Overview
Healthcare Operations Manager Full Time M-F 8:00am-5:00pm Pay $105,000-$115,000 Quarterly Bonus opportunity Responsible for managing day-to-day operations and financial management of a single high acuity care market, ensuring the highest standards of patient care. This role fosters positive relationships with market leaders, clinical and non-clinical teams, and provider partners and supports adherence to federal, state, and local laws, company policies, and joint venture requirements.
Responsibilities
- Manages market business functions and executes strategies and approaches to meet clinical, strategic, and financial targets of high acuity care programs as determined by the Senior Director of Operations.
- Manages the integration of technology resources to support care teams (i.e., EMR, population health
- tools, analytics, etc.) and other projects in collaboration with cross-functional teams.
- Works with senior leaders, clinical leadership, and market system leaders to implement operational workflows and processes and identify opportunities to improve processes and increase operational efficiencies while valuing programs to improve quality and service productivity.
- Reconciles vendor and supply inventory for appropriate utilization and invoice approval.
- Establishes relationships with new providers and vendors and maintains and manages these partnerships according to service level agreements.
- Collaborates with centralized departments, such as virtual care teams and business functions, to gain
- support for market initiatives and to deliver service according to service level agreements with vendors.
- Serves as a centralized resource to all clinical and non-clinical staff regarding operational processes.
- Provides recommendations for improved communications and processes, being proactive in problem identification and solution implementation. Actively coordinates projects to decrease duplication of effort.
- Produces and reports internally and externally on program performance, participates in strategic planning and informational meetings with JV partners, and provides operational performance review and vendor management updates for the program.
- Complies with policies, procedures, and regulatory mandates including but not limited to abiding to the terms of the Amedisys Compliance Program.

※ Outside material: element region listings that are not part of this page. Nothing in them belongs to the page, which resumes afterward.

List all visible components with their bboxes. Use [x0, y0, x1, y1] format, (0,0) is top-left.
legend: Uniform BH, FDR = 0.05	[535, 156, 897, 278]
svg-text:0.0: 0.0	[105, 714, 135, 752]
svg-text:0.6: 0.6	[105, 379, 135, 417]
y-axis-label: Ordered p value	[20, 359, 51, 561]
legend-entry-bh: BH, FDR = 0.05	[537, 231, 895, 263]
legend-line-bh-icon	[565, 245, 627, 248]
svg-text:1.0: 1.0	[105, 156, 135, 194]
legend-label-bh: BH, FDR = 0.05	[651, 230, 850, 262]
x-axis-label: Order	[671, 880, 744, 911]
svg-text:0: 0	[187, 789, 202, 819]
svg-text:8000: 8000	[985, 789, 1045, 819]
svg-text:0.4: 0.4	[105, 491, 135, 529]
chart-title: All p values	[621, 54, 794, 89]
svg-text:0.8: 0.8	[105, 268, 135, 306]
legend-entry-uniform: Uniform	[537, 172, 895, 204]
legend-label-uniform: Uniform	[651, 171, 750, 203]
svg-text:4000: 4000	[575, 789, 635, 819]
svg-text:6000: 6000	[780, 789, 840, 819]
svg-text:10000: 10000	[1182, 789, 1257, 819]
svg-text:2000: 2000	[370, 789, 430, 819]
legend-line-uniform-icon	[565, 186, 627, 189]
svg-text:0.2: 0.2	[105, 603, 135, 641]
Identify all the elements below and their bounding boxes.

- Performs other duties as assigned.
Qualifications
Required:
- Bachelor's degree in business, healthcare, or a related field; or an associate's degree in business, healthcare, or a related field with three (3+) years of healthcare management experience.

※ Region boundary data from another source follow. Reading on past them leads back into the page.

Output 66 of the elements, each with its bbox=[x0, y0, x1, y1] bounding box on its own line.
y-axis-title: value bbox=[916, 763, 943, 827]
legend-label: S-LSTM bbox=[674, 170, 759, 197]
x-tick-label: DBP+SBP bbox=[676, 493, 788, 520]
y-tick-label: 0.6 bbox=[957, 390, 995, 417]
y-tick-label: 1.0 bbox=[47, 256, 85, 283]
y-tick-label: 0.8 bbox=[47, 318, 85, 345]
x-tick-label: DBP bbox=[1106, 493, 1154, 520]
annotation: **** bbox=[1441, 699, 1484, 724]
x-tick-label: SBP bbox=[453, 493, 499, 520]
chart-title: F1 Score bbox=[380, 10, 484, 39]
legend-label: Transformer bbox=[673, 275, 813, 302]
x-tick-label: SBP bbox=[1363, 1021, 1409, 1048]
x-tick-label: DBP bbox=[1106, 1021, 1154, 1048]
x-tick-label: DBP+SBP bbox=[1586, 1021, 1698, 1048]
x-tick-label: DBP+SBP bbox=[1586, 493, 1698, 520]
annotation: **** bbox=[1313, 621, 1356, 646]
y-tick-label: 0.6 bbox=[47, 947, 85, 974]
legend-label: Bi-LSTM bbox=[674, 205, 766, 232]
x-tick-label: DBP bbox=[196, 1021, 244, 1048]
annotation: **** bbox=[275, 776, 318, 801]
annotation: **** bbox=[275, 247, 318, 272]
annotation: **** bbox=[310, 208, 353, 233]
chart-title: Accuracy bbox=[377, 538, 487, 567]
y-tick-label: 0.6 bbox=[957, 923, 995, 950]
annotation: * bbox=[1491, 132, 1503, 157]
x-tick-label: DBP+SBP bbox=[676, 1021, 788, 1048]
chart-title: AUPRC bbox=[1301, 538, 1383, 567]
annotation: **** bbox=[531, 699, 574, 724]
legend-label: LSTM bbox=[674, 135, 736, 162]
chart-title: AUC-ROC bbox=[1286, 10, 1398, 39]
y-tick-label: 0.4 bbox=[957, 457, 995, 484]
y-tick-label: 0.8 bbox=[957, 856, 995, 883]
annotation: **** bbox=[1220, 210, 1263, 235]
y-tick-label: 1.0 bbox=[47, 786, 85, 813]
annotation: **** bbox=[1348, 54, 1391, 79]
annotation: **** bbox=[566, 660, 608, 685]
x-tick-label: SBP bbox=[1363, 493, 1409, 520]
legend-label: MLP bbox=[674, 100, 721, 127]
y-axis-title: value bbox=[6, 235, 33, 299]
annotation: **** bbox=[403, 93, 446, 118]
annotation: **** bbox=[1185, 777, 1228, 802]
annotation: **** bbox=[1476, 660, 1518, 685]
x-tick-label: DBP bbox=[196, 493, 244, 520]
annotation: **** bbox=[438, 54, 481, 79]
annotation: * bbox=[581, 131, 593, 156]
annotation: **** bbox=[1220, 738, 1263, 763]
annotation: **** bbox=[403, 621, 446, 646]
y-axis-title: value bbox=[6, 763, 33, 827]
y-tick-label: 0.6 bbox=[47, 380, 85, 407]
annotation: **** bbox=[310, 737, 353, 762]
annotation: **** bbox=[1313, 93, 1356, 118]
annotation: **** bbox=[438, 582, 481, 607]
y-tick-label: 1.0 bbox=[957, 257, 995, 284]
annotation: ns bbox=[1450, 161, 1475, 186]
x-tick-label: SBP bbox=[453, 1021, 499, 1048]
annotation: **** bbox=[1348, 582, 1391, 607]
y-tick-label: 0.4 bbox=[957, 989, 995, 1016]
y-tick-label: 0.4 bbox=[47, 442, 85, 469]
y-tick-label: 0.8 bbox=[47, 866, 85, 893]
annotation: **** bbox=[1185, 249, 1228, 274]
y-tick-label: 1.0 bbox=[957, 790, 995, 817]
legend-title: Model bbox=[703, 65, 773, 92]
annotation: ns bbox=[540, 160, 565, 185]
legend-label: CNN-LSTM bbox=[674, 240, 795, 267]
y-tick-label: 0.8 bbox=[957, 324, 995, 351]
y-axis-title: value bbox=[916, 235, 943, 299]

- Two (2+) years of healthcare management experience.
- Demonstrated ability to navigate complexity across payors, providers, and health systems.
- Fluency with payment methodologies and experience leading transitions from existing methods to new operations are also required.
Amedisys is an equal opportunity employer. All qualified employees and applicants will receive consideration for employment without regard to race, color, religion, sex, age, pregnancy, marital status, national origin, citizenship status, disability, military status, sexual orientation, genetic predisposition or carrier status or any other legally protected characteristic.